The elder of the two was also reticent. He recognized the fat man’s game. He had children of his own and knew how squabbles were resolved by parental trickery. You broke a ginger stick in half and let the children suck away their moods. Yet half a ginger stick had value on its own. It tasted just as good in pieces. But half a note? He could not formulate exactly what the trick might be, yet he was in no doubt, as he took in the fat man and his neighbour holding half a fortune in their hands, that he would be a fool to walk away. He might as well take half a note. To turn away would not look good or wise. Pride would not allow a market man to jeopardize just half a chance of making random, unearned cash.
He did not move. He put his hand out. Palm up. The cussed supplicant. Let Mammon come to him. The fat man was not proud. He did not mind that he would have to move a pace or two. He took three steps. He spread his weight across both legs and leant his stick against a chair. He rolled the half note in a ball, dismissively, with studied irony. He dropped it on the outstretched, flattened palm. And then he took the market trader’s hand in both of his and wrapped the fingers round the paper ball.

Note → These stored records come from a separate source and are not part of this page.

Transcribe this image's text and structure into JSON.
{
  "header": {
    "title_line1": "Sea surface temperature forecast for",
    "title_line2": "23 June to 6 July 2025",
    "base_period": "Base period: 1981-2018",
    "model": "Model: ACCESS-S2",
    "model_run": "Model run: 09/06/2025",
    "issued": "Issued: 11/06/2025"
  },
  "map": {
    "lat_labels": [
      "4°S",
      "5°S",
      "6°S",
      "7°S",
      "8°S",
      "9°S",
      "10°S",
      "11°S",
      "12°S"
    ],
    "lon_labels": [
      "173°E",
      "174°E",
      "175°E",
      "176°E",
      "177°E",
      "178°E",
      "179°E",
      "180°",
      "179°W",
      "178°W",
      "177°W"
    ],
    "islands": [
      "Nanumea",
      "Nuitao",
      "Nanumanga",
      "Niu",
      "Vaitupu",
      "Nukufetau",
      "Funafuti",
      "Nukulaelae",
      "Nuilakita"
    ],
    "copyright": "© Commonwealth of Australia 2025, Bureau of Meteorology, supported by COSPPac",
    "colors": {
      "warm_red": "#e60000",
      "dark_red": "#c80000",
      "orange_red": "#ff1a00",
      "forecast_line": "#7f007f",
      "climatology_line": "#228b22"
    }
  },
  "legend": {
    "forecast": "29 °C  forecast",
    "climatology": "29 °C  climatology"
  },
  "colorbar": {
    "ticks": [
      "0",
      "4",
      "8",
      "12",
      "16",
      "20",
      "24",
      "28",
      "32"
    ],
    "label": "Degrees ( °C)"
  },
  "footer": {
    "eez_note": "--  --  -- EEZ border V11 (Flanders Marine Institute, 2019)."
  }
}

‘Now talk,’ the fat man said.
Both traders felt more foolish than they’d done since they were adolescents. They did not hang around. They did not walk away, of course, arms linked, their two half lives already interlocked. They disappeared like cats, their heads and shoulders down, their ears alert, their fur on end. They would not talk that night — but who can doubt that they would trade weak grins the following day and then handshakes? They’d see the sense in being partners once again.